Não é mais nenhum segredo que a Volkswagen Amarok ganhará uma nova geração em 2027, algo anunciado pela própria marca. Porém, a picape estará acompanhada de outro modelo: um SUV que irá concorrer com Toyota SW4. Conhecido internamente como Projeto Atacama, o utilitário será produzido na fábrica de General Pacheco, na Argentina, aproveitando a capacidade ociosa da linha de montagem e o compartilhamento direto de peças com a picape. A informação foi revelada pelo jornalista argentino Horacio Alonso e indica que o desenvolvimento do novo carro já avança nas reuniões de planejamento da fabricante.
O inédito produto surge como um desdobramento do chamado Projeto Patagonia, que consumiu US$ 580 milhões (cerca de R$ 2,9 bilhões, em conversão direta) para atualizar a picape média vendida no mercado brasileiro e sul-americano. Com a nova geração da Amarok prevista para iniciar a produção no final deste ano, a marca alemã concentra esforços em avaliar a viabilidade comercial da variante fechada, adotando a mesma estratégia de redução de custos utilizada pela Toyota com Hilux e SW4, e a Chevrolet com a dupla S10 e Trailblazer.
A decisão de estudar um modelo derivado da picape tem motivações industriais e financeiras. A planta de Pacheco passou por readequações recentes e registrou períodos de suspensão de funcionários, trabalhando em apenas um turno após o fim da produção do Taos no último ano. A adição de mais um veículo que aproveite o chassi de longarinas preencheria essa lacuna e garantiria maior estabilidade produtiva.

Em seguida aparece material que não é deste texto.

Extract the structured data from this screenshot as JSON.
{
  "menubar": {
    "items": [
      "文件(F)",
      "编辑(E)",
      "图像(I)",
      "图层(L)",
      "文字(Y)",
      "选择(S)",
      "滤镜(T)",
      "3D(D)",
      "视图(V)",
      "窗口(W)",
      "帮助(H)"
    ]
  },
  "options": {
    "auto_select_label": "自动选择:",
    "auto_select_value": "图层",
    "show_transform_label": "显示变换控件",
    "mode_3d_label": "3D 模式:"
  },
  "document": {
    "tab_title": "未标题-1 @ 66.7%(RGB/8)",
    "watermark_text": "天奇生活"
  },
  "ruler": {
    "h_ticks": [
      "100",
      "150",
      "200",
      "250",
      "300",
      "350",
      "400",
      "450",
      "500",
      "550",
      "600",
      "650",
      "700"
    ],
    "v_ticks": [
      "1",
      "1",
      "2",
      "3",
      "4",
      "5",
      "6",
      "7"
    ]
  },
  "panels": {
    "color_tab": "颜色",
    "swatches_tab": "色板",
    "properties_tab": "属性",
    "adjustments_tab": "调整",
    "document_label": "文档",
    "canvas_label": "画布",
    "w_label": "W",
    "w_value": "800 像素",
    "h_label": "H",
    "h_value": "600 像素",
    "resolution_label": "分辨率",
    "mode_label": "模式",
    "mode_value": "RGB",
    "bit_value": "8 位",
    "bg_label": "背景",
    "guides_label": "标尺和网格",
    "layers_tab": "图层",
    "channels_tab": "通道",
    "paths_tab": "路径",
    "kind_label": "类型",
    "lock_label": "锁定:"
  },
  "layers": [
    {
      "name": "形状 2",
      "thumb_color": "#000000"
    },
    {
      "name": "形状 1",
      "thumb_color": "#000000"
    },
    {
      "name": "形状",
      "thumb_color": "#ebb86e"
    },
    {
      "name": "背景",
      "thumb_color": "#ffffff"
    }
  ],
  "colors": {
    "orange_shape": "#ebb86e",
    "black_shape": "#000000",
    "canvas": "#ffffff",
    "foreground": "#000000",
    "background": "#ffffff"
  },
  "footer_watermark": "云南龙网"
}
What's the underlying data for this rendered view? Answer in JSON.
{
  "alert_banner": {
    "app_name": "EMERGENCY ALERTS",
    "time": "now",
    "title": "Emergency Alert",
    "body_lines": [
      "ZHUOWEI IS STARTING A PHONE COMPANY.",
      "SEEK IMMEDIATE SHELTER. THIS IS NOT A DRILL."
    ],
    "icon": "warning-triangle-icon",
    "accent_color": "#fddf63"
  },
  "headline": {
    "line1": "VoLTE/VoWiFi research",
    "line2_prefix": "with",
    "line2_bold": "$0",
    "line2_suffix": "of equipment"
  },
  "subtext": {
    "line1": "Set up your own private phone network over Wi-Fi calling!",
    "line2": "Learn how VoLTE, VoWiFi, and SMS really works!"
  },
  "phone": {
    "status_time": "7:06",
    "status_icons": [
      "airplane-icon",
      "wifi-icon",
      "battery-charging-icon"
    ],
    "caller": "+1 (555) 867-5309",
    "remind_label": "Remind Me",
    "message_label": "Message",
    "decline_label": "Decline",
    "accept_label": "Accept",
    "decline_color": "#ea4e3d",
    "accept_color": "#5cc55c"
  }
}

A viabilidade do Projeto Atacama se sustenta essencialmente no custo de desenvolvimento menor. Como o novo modelo compartilhará plataforma, suspensão, parte da estamparia, componentes internos e opções de motorização com a Amarok, o investimento necessário para colocá-lo nas ruas é consideravelmente inferior ao projeto de um veículo construído a partir do zero.

O conjunto mecânico deve seguir a oferta da picape, que no mercado brasileiro entrega o motor 3.0 V6 turbodiesel de 258 cv e 59,1 kgfm de torque. Assim, deve contar também com uma versão híbrida, aproveitando a tecnologia da chinesa SAIC, que emprestou a plataforma para a Volkswagen fazer a Amarok – a fabricante alemã já confirmou que a picape terá uma opção eletrificada.
Atuar no segmento de utilitários esportivos baseados em picapes é um movimento estratégico no Brasil. Trata-se de uma categoria de alto valor agregado, que garante boa margem de lucro por unidade vendida. Há poucas opções no mercado, com o Toyota SW4 dominando as vendas, seguido por GWM Haval H9 e Chevrolet Trailblazer (o Mitsubishi Pajero Sport saiu de linha no início do ano).
Apesar de as fontes internas confirmarem a existência do Projeto Atacama, a Volkswagen ainda não iniciou o processo de cotação de componentes junto aos fornecedores regionais. Esse comportamento sugere que a direção da empresa aguarda a resposta comercial do lançamento da Amarok reestilizada para, somente depois, aprovar o projeto.
Caso o SUV receba o sinal verde nos próximos meses, a chegada aos concessionários ocorrerá apenas em uma segunda etapa, o que projeta o lançamento para depois do segundo semestre de 2027. O veículo terá na exportação para o Brasil, justificando o volume de produção necessário para fechar a conta na fábrica de Pacheco.